Spring... a sign that winter is behind us, birds singing territory songs, woodpeckers drumming, the odd bumble bee here and there, daffodils almost about to burst into flower and then we all get walloped with a huge dumping of snow and freezing temperatures. It must be very confusing for all animals, but they seem to adapt and cope and hopefully most will survive. I saw a muntjac the other day which had already started to moult, it looked like it only had half it's winter coat left. I bet it felt the cold when the snow arrived. Here's a photo of one that's managed to hang on to it's winter coat.

There has been an increase of Parakeet sightings over the last few months. I'm not sure if they've taken up residence at the Mills or whether they are just passing through. Sometimes when I'm out on site they land in a tree nearby and check me out which gives me photo opportunities. They seem to be on the move quite a lot going from tree to tree and although they are very active and can be heard all over, the most I've seen grouped together is 4. I actually saw 3 Parakeets chasing a Buzzard away, but they didn't get too close, just bombarded it with a lot of squawks.

I went looking for signs of spring before the snow arrived and found cherry blossom in bloom, lots of snowdrops in the woodland and Herons picking out favourite fishing spots.

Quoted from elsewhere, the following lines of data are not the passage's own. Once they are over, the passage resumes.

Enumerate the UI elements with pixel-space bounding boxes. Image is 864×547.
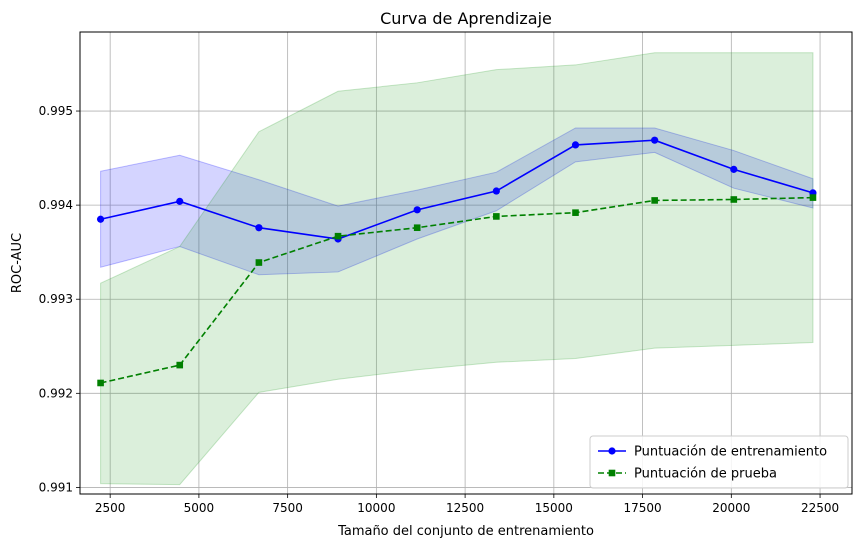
- legend: Puntuación de entrenamiento Puntuación de…: [589, 435, 849, 489]
- x-tick-label: 10000: [357, 501, 395, 515]
- y-tick-label: 0.991: [39, 480, 73, 494]
- legend-label-1: Puntuación de prueba: [634, 467, 777, 482]
- data-point-0-5: [492, 187, 500, 195]
- x-tick-label: 20000: [712, 501, 750, 515]
- x-tick-label: 7500: [272, 501, 303, 515]
- confidence-bands: [100, 52, 814, 486]
- legend-label-0: Puntuación de entrenamiento: [634, 445, 827, 460]
- x-tick-label: 17500: [623, 501, 661, 515]
- data-point-1-9: [809, 194, 817, 201]
- series-line-1: [100, 196, 813, 384]
- data-point-0-6: [571, 141, 580, 149]
- data-point-0-1: [176, 197, 184, 205]
- data-point-1-7: [651, 197, 658, 204]
- y-axis-label: ROC-AUC: [10, 233, 25, 293]
- x-tick-label: 5000: [184, 501, 215, 515]
- legend-marker-1: [608, 469, 616, 477]
- data-point-1-3: [334, 232, 342, 240]
- data-point-1-4: [413, 224, 421, 232]
- data-point-1-6: [572, 209, 579, 216]
- legend-marker-0: [608, 447, 616, 455]
- x-tick-label: 2500: [95, 501, 126, 515]
- data-point-0-7: [651, 136, 659, 144]
- confidence-band-1: [100, 52, 814, 486]
- confidence-band-0: [100, 127, 814, 276]
- series-markers: [96, 136, 817, 387]
- y-tick-label: 0.992: [39, 386, 73, 400]
- data-point-1-8: [730, 196, 738, 203]
- plot-frame: [79, 31, 853, 495]
- axis-ticks: 2500 5000 7500 10000 12500 15000 17500 20000 225…: [39, 104, 840, 515]
- data-point-0-0: [96, 215, 105, 223]
- data-point-0-8: [730, 165, 738, 173]
- series-line-0: [100, 139, 814, 240]
- x-tick-label: 12500: [446, 501, 484, 515]
- y-tick-label: 0.994: [39, 198, 73, 212]
- x-axis-label: Tamaño del conjunto de entrenamiento: [337, 524, 594, 539]
- data-point-1-0: [97, 379, 104, 387]
- data-point-1-5: [493, 213, 500, 220]
- x-tick-label: 15000: [535, 501, 573, 515]
- y-tick-label: 0.995: [39, 104, 73, 118]
- data-point-1-2: [255, 259, 263, 266]
- legend-box: [589, 435, 849, 489]
- data-point-0-2: [255, 224, 263, 232]
- x-tick-label: 22500: [801, 501, 839, 515]
- series-lines: [100, 139, 814, 384]
- y-tick-label: 0.993: [39, 292, 73, 306]
- data-point-1-1: [176, 361, 184, 369]
- data-point-0-4: [413, 206, 421, 214]
- chart-title: Curva de Aprendizaje: [380, 9, 552, 28]
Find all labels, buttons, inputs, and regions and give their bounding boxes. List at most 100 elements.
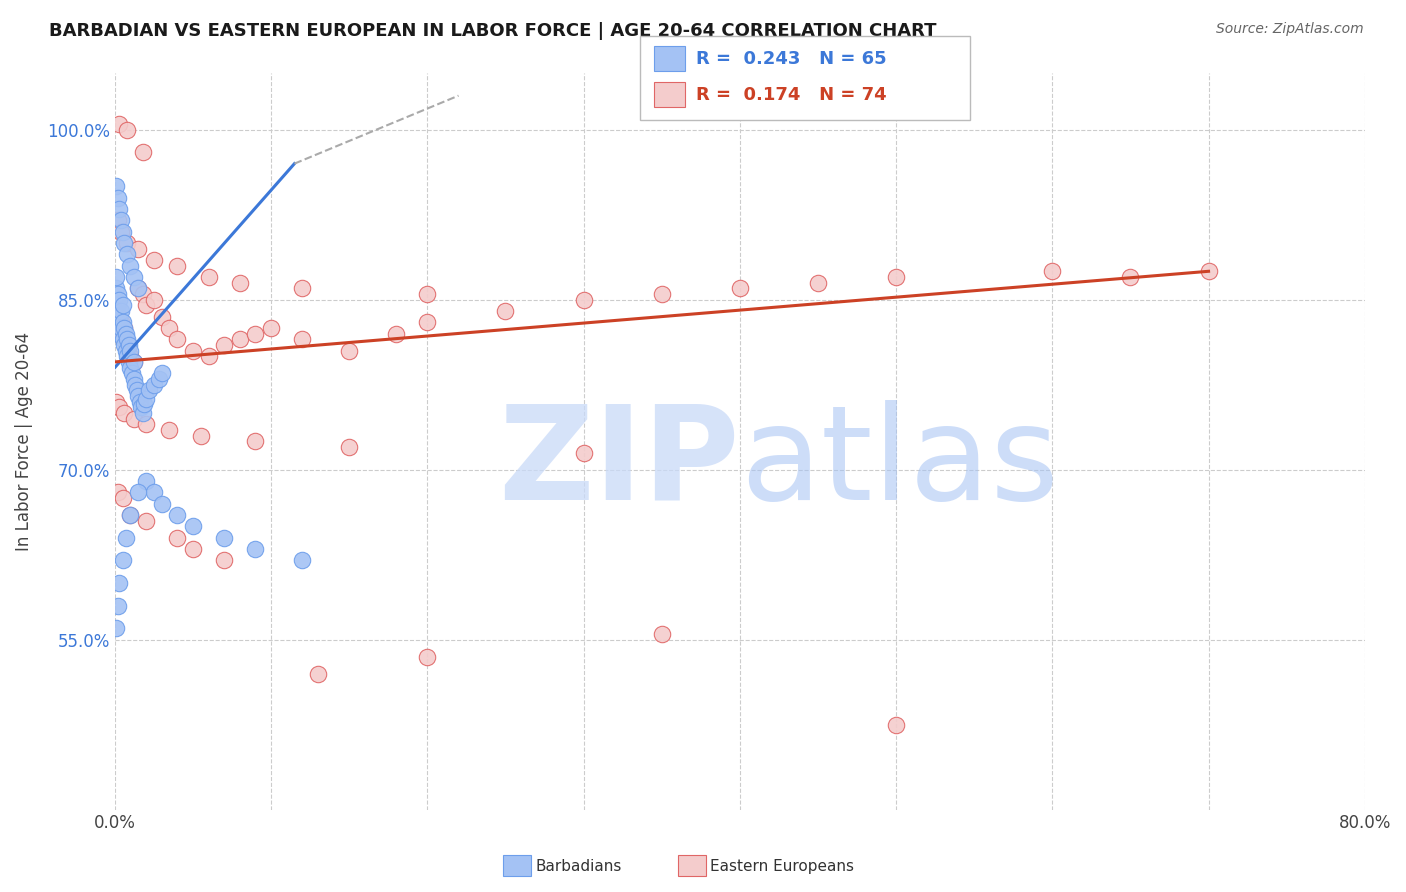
Point: [1198, 264, 1220, 278]
Point: [132, 406, 155, 420]
Text: Eastern Europeans: Eastern Europeans: [710, 859, 853, 873]
Point: [291, 332, 314, 346]
Point: [108, 202, 131, 216]
Point: [107, 191, 129, 205]
Point: [125, 384, 148, 398]
Point: [127, 242, 149, 256]
Text: R =  0.174   N = 74: R = 0.174 N = 74: [696, 86, 887, 103]
Point: [117, 235, 139, 250]
Point: [127, 281, 149, 295]
Point: [111, 491, 134, 505]
Point: [572, 293, 595, 307]
Point: [105, 621, 128, 635]
Point: [166, 332, 188, 346]
Point: [150, 310, 173, 324]
Point: [108, 575, 131, 590]
Point: [114, 531, 136, 545]
Point: [111, 332, 134, 346]
Text: Source: ZipAtlas.com: Source: ZipAtlas.com: [1216, 22, 1364, 37]
Point: [337, 343, 360, 358]
Point: [385, 326, 408, 341]
Point: [1040, 264, 1063, 278]
Point: [112, 338, 135, 352]
Point: [212, 553, 235, 567]
Point: [120, 508, 142, 522]
Point: [117, 332, 139, 346]
Point: [120, 343, 142, 358]
Point: [138, 384, 160, 398]
Point: [651, 627, 673, 641]
Point: [117, 247, 139, 261]
Point: [122, 355, 145, 369]
Point: [337, 440, 360, 454]
Text: atlas: atlas: [740, 400, 1059, 527]
Point: [135, 474, 157, 488]
Point: [416, 315, 439, 329]
Point: [111, 326, 134, 341]
Point: [120, 508, 142, 522]
Point: [127, 389, 149, 403]
Point: [122, 355, 145, 369]
Point: [107, 485, 129, 500]
Point: [128, 394, 150, 409]
Point: [110, 315, 132, 329]
Point: [190, 428, 212, 442]
Point: [105, 281, 128, 295]
Point: [108, 326, 131, 341]
Point: [112, 406, 135, 420]
Point: [107, 599, 129, 613]
Point: [135, 298, 157, 312]
Point: [229, 276, 252, 290]
Point: [111, 553, 134, 567]
Point: [117, 338, 139, 352]
Point: [884, 717, 907, 731]
Point: [111, 315, 134, 329]
Point: [117, 349, 139, 363]
Point: [112, 321, 135, 335]
Point: [108, 117, 131, 131]
Point: [118, 338, 141, 352]
Point: [120, 349, 142, 363]
Point: [135, 514, 157, 528]
Point: [245, 326, 267, 341]
Point: [105, 179, 128, 194]
Point: [212, 531, 235, 545]
Point: [135, 417, 157, 432]
Point: [107, 315, 129, 329]
Point: [884, 269, 907, 284]
Point: [142, 485, 165, 500]
Point: [107, 287, 129, 301]
Point: [142, 252, 165, 267]
Point: [111, 225, 134, 239]
Point: [120, 259, 142, 273]
Point: [108, 401, 131, 415]
Point: [112, 321, 135, 335]
Point: [416, 649, 439, 664]
Point: [111, 298, 134, 312]
Point: [166, 531, 188, 545]
Point: [291, 281, 314, 295]
Point: [166, 508, 188, 522]
Point: [229, 332, 252, 346]
Point: [212, 338, 235, 352]
Point: [105, 293, 128, 307]
Point: [148, 372, 170, 386]
Point: [108, 293, 131, 307]
Point: [197, 269, 219, 284]
Point: [260, 321, 283, 335]
Point: [107, 213, 129, 227]
Text: ZIP: ZIP: [498, 400, 740, 527]
Point: [197, 349, 219, 363]
Point: [110, 321, 132, 335]
Point: [307, 666, 329, 681]
Point: [105, 304, 128, 318]
Point: [150, 497, 173, 511]
Point: [110, 304, 132, 318]
Point: [114, 343, 136, 358]
Point: [127, 485, 149, 500]
Point: [135, 392, 157, 407]
Point: [181, 541, 204, 556]
Point: [807, 276, 830, 290]
Point: [110, 213, 132, 227]
Point: [117, 122, 139, 136]
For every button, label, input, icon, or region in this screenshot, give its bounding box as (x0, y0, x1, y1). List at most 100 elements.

I've heard the Kingfisher calling up and down the waterways and recently had a Red Kite soaring above me, what a lovely sight to see. The birds have been singing their hearts out and large flocks of Siskins mixed with Goldfinches and Chaffinches have all been feeding on seed in the Alder trees. Here's a Blue Tit that had just had a bath somewhere along the edge of the car park. I can recall how cold it was, but they still need to keep their feathers in good condition.

The deer probably don't know whether they're coming or going with the recent weather. Some days have been extremely windy bringing down trees and they seem to know that it's best not to stay in the woodland so they gather on Queens Mead. This little pricket decided to get comfortable and sit in a clump of sedge.

We have taken good care of the deer during the snowy weather and made daily trips to ensure that they had food. A special dry feed and fresh carrots helped greatly to keep them going with large stacks of haylage placed in the woodlands. I normally give a couple of calls and they mostly come running - including muntjac and a pheasant. I'm sure that the deer can't wait for the grass to start growing again and perhaps a bit of warm sunshine would top it off nicely.

I'm hoping that our resident Robins that like to nest in our store area will have a nice surprise if they return this year. I have placed a robin nest box in there for them in the hope that they will use it. I will be keeping a close eye on any activity.

Let's hope that the winter is behind us now and I'm sure that it's not just the wildlife that will appreciate some nice warm sunny days.